Question about Attention U-net

BiaPyX / BiaPy

Open source Python library for building bioimage analysis pipelines

https://BiaPyX.github.io

MIT License

116 stars 28 forks source link

Question about Attention U-net #26

Closed HenryLyu closed 1 year ago

HenryLyu commented 1 year ago

Dear authors, thank you very much for making the code publicly available.

I have a question regards to the attention block implementation in Attention U-net. Below is the code snippet from your implementation:

g1 = conv(filters, kernel_size = 1)(shortcut) g1 = BatchNormalization() (g1) if batch_norm else g1 x1 = conv(filters, kernel_size = 1)(x) x1 = BatchNormalization() (x1) if batch_norm else x1

g1_x1 = Add()([g1,x1]) psi = Activation('relu')(g1_x1) psi = conv(1, kernel_size = 1)(psi) psi = BatchNormalization() (psi) if batch_norm else psi psi = Activation('sigmoid')(psi) x = Multiply()([x,psi])

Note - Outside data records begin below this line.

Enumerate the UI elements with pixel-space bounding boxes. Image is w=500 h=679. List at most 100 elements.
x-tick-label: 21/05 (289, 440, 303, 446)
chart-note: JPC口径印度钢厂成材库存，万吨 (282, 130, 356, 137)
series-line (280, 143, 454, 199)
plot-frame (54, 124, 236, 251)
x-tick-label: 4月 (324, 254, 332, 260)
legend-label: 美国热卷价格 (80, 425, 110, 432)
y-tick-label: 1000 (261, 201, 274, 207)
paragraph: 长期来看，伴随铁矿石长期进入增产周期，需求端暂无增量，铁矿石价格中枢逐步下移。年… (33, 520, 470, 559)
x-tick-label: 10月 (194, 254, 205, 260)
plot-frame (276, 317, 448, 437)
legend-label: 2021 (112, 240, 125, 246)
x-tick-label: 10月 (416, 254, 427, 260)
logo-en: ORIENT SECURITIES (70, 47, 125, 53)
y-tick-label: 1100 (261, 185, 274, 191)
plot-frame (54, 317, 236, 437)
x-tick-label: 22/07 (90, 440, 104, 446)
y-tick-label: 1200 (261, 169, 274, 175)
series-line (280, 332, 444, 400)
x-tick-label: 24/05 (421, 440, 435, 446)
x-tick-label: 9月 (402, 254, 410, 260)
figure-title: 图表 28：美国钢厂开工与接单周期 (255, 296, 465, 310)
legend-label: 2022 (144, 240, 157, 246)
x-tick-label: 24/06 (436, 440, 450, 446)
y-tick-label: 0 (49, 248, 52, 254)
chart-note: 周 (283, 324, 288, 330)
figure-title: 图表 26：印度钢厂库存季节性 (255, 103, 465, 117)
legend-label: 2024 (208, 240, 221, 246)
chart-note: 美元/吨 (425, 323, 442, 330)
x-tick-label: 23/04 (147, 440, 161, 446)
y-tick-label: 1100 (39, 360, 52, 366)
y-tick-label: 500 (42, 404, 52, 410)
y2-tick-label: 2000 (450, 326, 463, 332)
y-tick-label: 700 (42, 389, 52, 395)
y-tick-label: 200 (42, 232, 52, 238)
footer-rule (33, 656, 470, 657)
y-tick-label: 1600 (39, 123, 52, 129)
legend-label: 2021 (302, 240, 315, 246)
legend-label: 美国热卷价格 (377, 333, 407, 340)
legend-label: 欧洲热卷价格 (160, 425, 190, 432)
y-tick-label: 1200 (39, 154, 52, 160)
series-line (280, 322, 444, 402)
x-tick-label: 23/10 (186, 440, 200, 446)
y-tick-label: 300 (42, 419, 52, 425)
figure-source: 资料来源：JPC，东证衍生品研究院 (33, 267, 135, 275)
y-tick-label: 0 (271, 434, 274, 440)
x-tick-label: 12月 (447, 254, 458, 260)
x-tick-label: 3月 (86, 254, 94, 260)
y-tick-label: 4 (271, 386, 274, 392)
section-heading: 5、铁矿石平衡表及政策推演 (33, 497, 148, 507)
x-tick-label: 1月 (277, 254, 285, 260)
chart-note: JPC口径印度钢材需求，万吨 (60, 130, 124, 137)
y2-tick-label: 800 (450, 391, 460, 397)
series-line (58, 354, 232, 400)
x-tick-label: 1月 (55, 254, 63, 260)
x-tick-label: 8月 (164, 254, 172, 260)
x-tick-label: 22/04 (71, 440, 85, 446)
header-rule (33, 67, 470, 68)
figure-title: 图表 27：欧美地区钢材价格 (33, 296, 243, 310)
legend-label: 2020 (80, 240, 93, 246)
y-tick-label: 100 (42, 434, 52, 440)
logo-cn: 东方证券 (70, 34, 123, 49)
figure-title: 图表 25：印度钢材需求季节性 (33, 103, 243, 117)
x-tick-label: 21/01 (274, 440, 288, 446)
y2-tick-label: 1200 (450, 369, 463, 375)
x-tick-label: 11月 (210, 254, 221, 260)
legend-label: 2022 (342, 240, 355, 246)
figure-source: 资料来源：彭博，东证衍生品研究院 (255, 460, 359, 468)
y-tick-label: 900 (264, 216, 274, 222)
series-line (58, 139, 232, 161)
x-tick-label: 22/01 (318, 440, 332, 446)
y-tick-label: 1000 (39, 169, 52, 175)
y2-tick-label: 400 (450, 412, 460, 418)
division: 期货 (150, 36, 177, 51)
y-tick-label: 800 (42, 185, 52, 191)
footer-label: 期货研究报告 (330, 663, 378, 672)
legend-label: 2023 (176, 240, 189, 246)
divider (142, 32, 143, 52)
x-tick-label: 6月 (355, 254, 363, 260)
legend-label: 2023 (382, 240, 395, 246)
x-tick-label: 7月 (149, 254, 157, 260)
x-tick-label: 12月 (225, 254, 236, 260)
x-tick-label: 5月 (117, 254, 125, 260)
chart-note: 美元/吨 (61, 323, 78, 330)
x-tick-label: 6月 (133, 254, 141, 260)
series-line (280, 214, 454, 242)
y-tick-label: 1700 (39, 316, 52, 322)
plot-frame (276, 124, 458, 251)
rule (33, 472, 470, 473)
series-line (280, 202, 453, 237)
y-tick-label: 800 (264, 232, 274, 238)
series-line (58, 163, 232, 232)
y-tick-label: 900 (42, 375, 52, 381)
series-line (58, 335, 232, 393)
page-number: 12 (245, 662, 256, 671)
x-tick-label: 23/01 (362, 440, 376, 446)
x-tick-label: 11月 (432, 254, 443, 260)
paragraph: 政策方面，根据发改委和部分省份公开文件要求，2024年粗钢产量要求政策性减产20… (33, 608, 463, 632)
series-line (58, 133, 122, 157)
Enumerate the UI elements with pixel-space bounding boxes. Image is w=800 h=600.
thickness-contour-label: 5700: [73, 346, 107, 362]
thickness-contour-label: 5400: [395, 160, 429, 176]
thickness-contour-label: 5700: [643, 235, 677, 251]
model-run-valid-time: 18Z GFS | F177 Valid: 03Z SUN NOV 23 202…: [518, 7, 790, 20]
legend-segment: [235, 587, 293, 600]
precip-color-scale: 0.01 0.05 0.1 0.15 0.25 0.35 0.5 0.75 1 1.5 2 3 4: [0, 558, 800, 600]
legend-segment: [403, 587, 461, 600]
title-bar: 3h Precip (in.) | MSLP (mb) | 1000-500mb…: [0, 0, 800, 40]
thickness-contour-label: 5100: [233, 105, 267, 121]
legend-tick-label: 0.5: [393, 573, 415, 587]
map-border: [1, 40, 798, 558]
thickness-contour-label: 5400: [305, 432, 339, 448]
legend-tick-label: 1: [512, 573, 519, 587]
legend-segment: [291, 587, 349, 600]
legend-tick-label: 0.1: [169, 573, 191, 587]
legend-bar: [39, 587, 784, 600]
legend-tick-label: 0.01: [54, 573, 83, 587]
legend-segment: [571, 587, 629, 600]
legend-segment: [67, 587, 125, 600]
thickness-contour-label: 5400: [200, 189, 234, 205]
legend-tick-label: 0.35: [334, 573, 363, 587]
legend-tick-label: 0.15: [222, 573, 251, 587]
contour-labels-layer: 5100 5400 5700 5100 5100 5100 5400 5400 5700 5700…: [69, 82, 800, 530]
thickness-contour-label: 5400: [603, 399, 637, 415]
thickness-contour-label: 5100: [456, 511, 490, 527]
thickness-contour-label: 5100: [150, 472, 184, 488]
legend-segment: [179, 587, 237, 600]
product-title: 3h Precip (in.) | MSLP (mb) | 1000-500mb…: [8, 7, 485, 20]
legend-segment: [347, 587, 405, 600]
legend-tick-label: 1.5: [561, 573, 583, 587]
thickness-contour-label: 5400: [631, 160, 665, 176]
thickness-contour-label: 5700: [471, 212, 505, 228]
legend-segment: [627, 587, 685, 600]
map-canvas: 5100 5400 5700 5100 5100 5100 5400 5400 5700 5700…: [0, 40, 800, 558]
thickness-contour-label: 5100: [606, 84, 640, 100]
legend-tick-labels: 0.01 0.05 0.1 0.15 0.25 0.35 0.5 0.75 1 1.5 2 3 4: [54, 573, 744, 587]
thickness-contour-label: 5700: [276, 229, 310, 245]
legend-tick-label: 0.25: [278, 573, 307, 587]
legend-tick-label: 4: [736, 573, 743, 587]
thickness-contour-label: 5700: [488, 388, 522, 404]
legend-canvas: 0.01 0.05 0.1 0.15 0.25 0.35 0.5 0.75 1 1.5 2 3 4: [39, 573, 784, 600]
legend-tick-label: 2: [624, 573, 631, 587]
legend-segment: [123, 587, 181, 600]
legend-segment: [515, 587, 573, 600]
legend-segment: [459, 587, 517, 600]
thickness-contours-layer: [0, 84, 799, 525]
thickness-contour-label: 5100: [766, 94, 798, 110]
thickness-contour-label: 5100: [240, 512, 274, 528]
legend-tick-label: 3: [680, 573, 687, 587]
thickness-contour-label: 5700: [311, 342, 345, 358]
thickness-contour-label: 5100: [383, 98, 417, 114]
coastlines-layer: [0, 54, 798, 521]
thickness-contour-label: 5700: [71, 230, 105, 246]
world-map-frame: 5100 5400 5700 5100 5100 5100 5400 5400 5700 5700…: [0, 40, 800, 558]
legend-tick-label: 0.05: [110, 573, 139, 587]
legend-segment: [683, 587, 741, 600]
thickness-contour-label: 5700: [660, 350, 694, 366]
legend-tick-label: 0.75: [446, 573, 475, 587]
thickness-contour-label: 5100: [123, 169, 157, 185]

In the code above, shortcut features are used as the gating signal, thus the final feature map after concatenation is: upsampled features * attention coefficient + upsampled features

However, in the original paper of Attention U-net, it seems that they used upsampled features as the gating signal. So their feature map after concatenation is: shortcut features * attention coefficient + upsampled features.

I conducted a simple experiment by swapping two variables passed to the attention block, but it gave a comparable (even worse) performance. I am not sure if I understood the written code incorrectly.

Best Regards,

danifranco commented 1 year ago

Hello,

Thank you for using our library!

The gating signal is composed of the skip connection features + upsampled features, not just of one of them. Maybe that image is not very clear, as the dashed line representing the skip connection and the green arrow end in the gate function. Maybe you can see ibetter that they use both inputs in the figure 2 of the original paper:

Notice how we sum both inputs also with this: g1_x1 = Add()([g1,x1]).

You have here another implementation that makes like us the attention gate:

https://github.com/yingkaisha/keras-unet-collection/blob/d30f14a259656d2f26ea11ed978255d6a7d0ce37/keras_unet_collection/_model_att_unet_2d.py#L52

Then, the output of the attention module, e.g. AttentionBlock function in our code, is concatenated with the upsampled features:

https://github.com/danifranco/BiaPy/blob/6265aaf5dfdcf0e1d9d413288c3db8da2f63b78f/models/attention_unet.py#L148

Best regards,

Dani

HenryLyu commented 1 year ago

Thank you very much for your detailed explanation! I also check the original code repository, which follows what you clarified.

Attention gate calculation: https://github.com/ozan-oktay/Attention-Gated-Networks/blob/eee4881fdc31920efd873773e0b744df8dacbfb6/models/layers/grid_attention_layer.py#L84 Network forward: https://github.com/ozan-oktay/Attention-Gated-Networks/blob/eee4881fdc31920efd873773e0b744df8dacbfb6/models/networks/unet_CT_single_att_dsv_3D.py#L68

Best Regards, Henry